墨菲乔的脸上忽然绽开一个极其灿烂的笑容,苍白的面容都因此有了光彩:“你一定要出去呀!”她的声音里充满了纯粹的祝愿,“你出去了,帮我找到妈妈,她叫乔泽天,你们一个姓呢!她可厉害了,是‘未来美’唯一的女话事人!我就想知道,如果在这里很难受,很想她,她愿意接我回家吗?”
“如果我出不去,”她的笑容依旧明亮,没有一丝阴霾,仿佛在说一件与自己无关的小事,“我就在这儿等着。我已经待了很久很久了,我等得起。你不用担心我。”
乔殊看着她,胸腔里堵得发酸。
墨菲乔的嘱托有着另一重话外音:她知道自己能出去的概率几乎为零——
一个健全的人想逃出去的可能性都不大,更何况一个坐在轮椅上行动不便的小女孩呢?
但她们谁都没说丧气话,谁都不忍熄灭那一点点点的微光。
墨菲乔只是想告诉她,不管自己能不能逃出去,她愿意帮乔殊逃走。
无力行走的小女孩希望另一个小女孩可以展翅翱翔。
乔殊重重地点头,许下郑重的承诺:“好。我答应你。只要我出去,我一定找到你妈妈,问到你想要的答案,然后我来接你出去。”

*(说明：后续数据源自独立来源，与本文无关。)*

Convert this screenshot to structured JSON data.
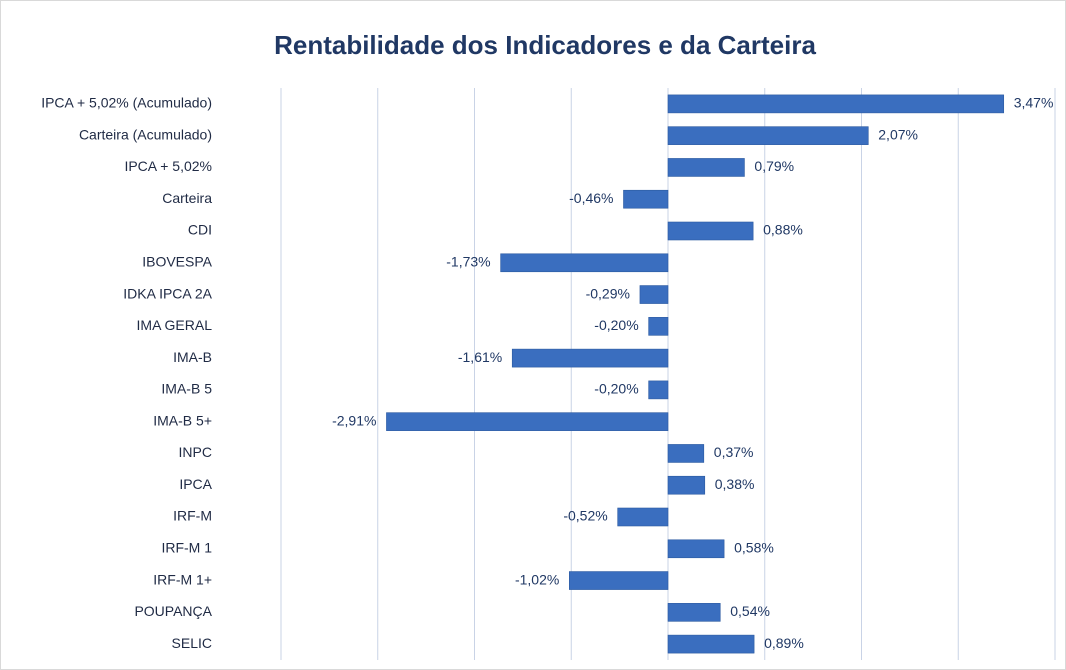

留下陪她,又或是拒绝她的好意,都是件很幼稚的事情,她先活着出去,才有可能争取两个人的自由。
对不起啊妹妹,真的对不起,我真的不能待在这里,乔殊在心里不停道歉,她感到很愧疚,但一整天诡异事件带来的恐惧感让她只想逃跑,不顾一切地逃跑。
她努力压下所有翻涌的情绪,接过墨菲乔递给她的味道清苦的营养剂,为接下来的行动储备能量。
墨菲乔在她旁边小口吸着营养剂,像一只乖巧的、自己捧着猫条的小猫咪,安静得不发出一点声音。
乔殊刻意放任紧张和恐惧蔓延,让肾上腺素开始分泌,没有要求墨菲乔帮她抚平情绪——
适当的压力,有助于提升反应速度,她需要最佳的临战状态。
因为她将要做的,是她过往人生中从未想过的事情。
杀人。
不是打晕,不是制服。
她没有任何留对方一命的资本和天真。
她必须确保那个进来的人,彻底失去发出任何声音、做出任何反应的能力。一击致命,必要时补刀。不能让他像影视剧里那样,醒来呼救,破坏自己的行动。
她对自己冷静地、一遍遍地重复这个残酷的决定。
她要杀人。她要离开。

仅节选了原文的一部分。